1 Эти заметки, подготовленные редакцией "ЛО", – конспективное изложение фрагмента большого исследования "Поэмы без героя", работа над которым еще не завершена.

2 Этого слова Ахматова не употребляет, видимо трактуя понятие "интонация" расширительно. Однако примеры Ахматовой (Некрасов, Блок поэмы "Двенадцать") – это примеры метрического обновления.

3 При цитировании опущены знаки сносок, отсылающих к примечаниям Ахматовой.

– Russian Literature, VI-3, 1978.

"3" играет особую роль в "Поэме": оно присутствует и в общей композиции ("Триптих"), и в сюжете (треугольник: Пьеро, Арлекин, Коломбина), и в плане метафизическом (грех – покаяние – искупление; жизнь – смерть – воскресение) и т. д. и т. п.

6 Ср. отголоски того же мотива в другом стихотворении Цветаевой: О дни, где утро было рай, И полдень рай, и все закаты, Где были шпагами – лопаты, А замком – царственный сарай.
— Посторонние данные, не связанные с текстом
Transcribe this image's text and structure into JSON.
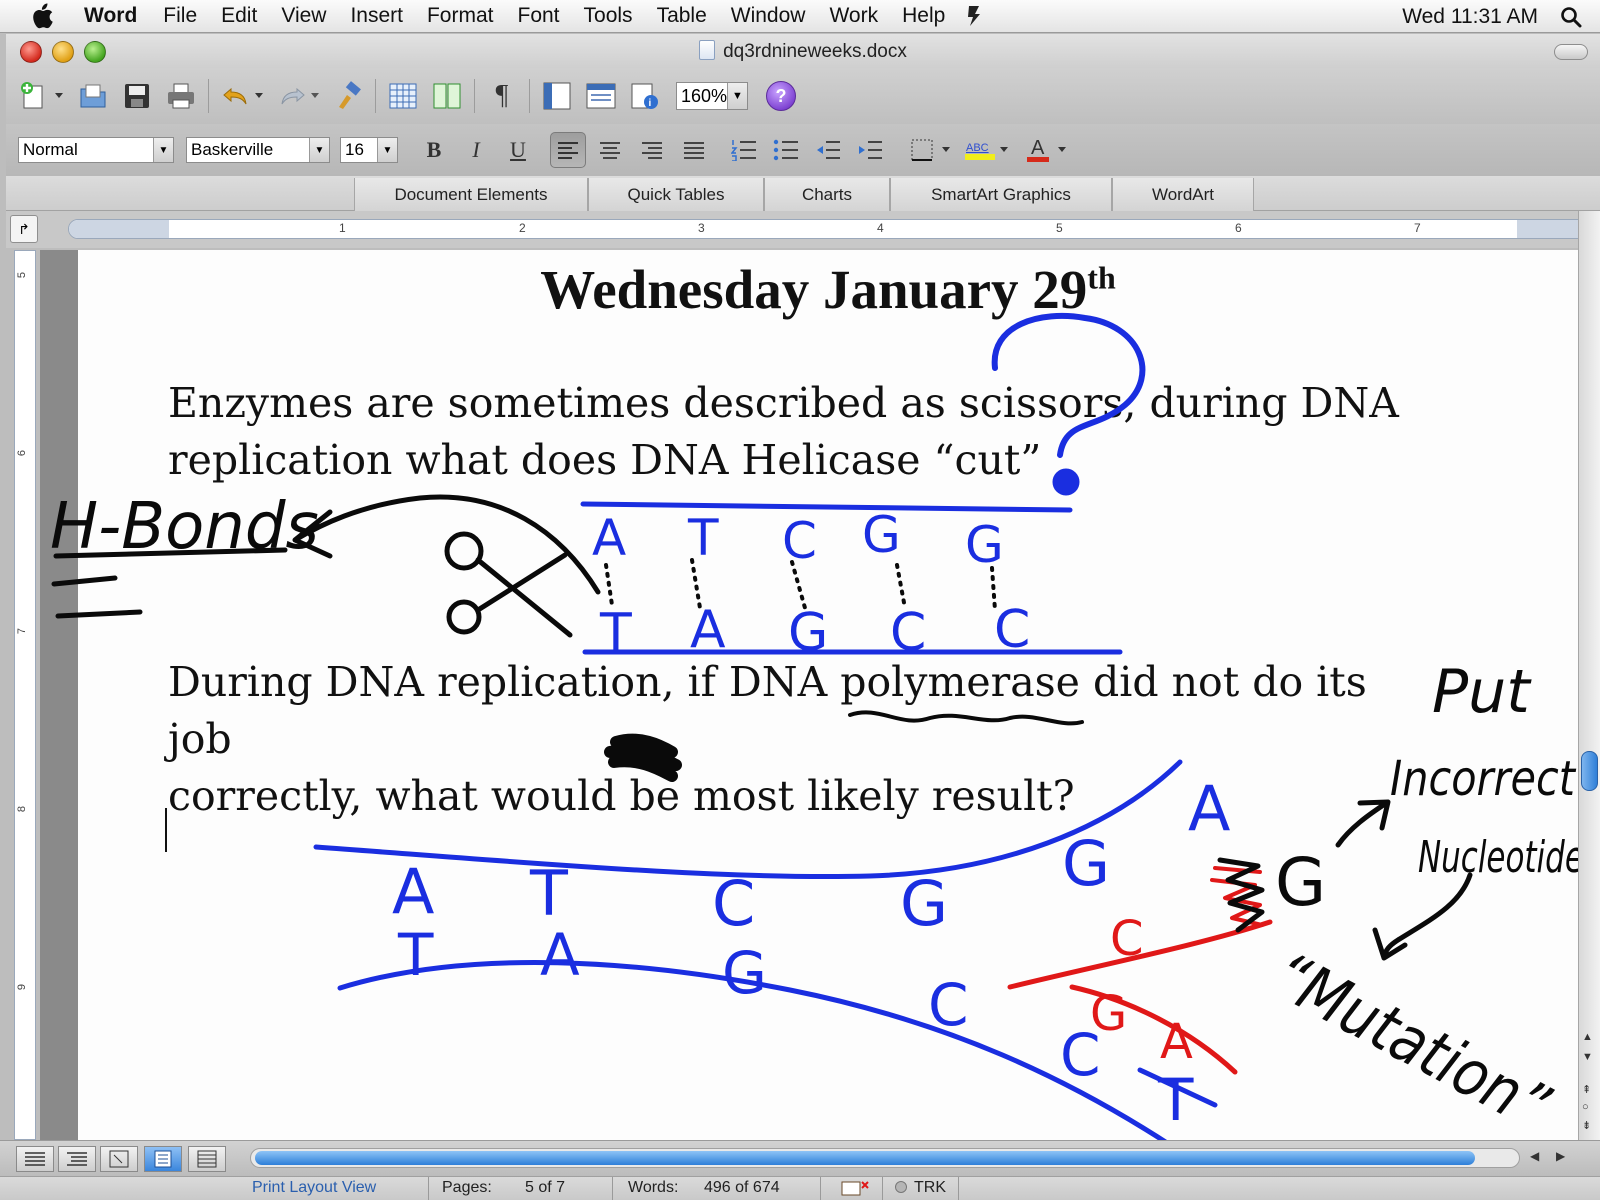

7 Тот же размер с рифмовкой ААбВВб появляется у Цветаевой еще раз, в стихотворении "Марина" (1921). Этот случай, в отличие от стихотворения "Кавалер де Гриэ! Напрасно...", отмечен в статье Р. Д. Тименчика, В. Н. Топорова, Т. В. Цивьян. См.: Ор. cif., р. 293. (примеч. 132). Там же примеры использования этой строфы другими поэтами: Ф. Сологубом, Амари (М. О. Цетлин), К. Эрбергом (К. А. Сюнненберг).

8 Кстати, само стихотворение 1946 г. звучит как полемика с цветаевским "Моим стихам, написанным так рано..." (Ср.: "Моим стихам, как драгоценным винам, // Настанет свой черед", "... книги сгниют в шкафу". Неизвестно, была ли знакома Ахматова в 1946 г. с этими стихами, опубликованными лишь 10 лет спустя. Заметим, однако, что в анкете "Что вы думаете о своем творчестве?" (Числа, 1931, № 5) Цветаева цитировала последнее четверостишье своего раннего стихотворения.